An environmentally-friendly Hobbit-style house faces being knocked down after councillors refused to give it retrospective planning permission.
Megan Williams and Charlie Hague built the Roundhouse using local materials in the garden of her parents' home in Glandwr, Pembrokeshire, west Wales.
Looking like something straight out of Peter Jackson's hit Lord of The Rings film series, the unique property has a grass roof as well as a hand carved winding wooden staircase.
Despite the home winning hundreds of thousands of fans around the world, its owners were served with a demolition order last year after it emerged they had not applied for planning permission.
And Pembrokeshire Council chiefs have thrown out Megan and Charlie's appeal to save the property.
The local authority's planning committee said they would not grant retrospective planning permission because it was an "unjustified development".
Council cabinet member Rob Summons said: " Planning is a rigorous process with clear guidelines and if it is to be enforced fairly has to be upheld by everyone."
Miss Williams and Mr Hague said their home should be allowed to remain because it had a low impact on the environment.
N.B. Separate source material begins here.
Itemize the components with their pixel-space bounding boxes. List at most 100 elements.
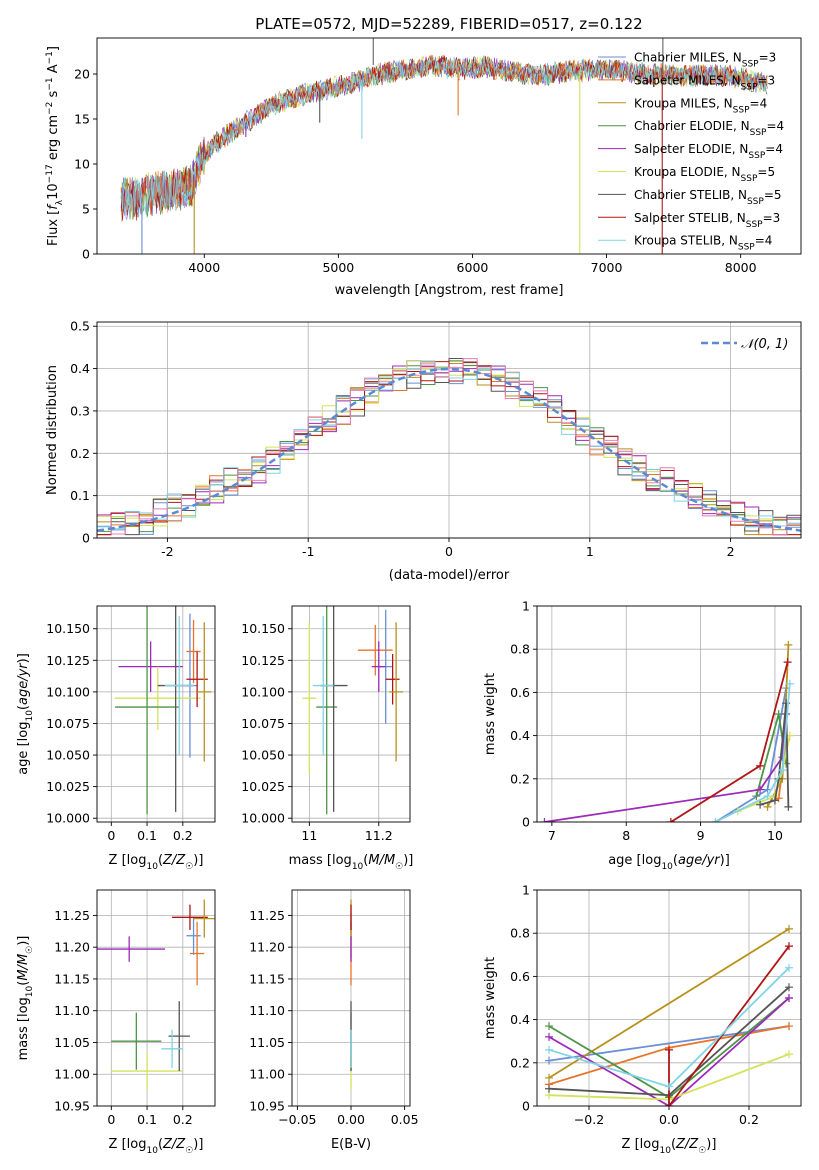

They had hoped Welsh Government guidelines designed to encourage sustainable development - the One Planet Development Policy (OPD) - could have made it possible for the couple to keep their family home.
Council bosses said there were " fundamental shortcomings" in the application's reliance on the OPD rules.
A spokeswoman said: "Pembrokeshire County Council originally issued an enforcement notice against the roundhouse in December 2012 because it had been built without planning permission in open countryside and was therefore contrary to planning policy.
"An appeal against this decision was refused by a Welsh Government Planning Inspector last July.
"The inspector said the benefits of the development did not outweigh the harm to the character and appearance of the countryside."
However, local councillor Terry Wilcox said it would be "immoral" to make the couple tear down their home.
Ms Williams and Mr Hague now have six months within which to lodge an appeal against the decision.
In 2008, a hippy commune in west Wales managed to win planning approval at the 11th hour for its roundhouses just hours before bulldozers were due to move in.
The eco-community in the Preseli mountains was set up in 1993 on a 180-acre farm bought by Julian and Emma Orbach.
Its existence only came to light five years later when sunlight was seen glinting of a solar panel by an aerial photographer.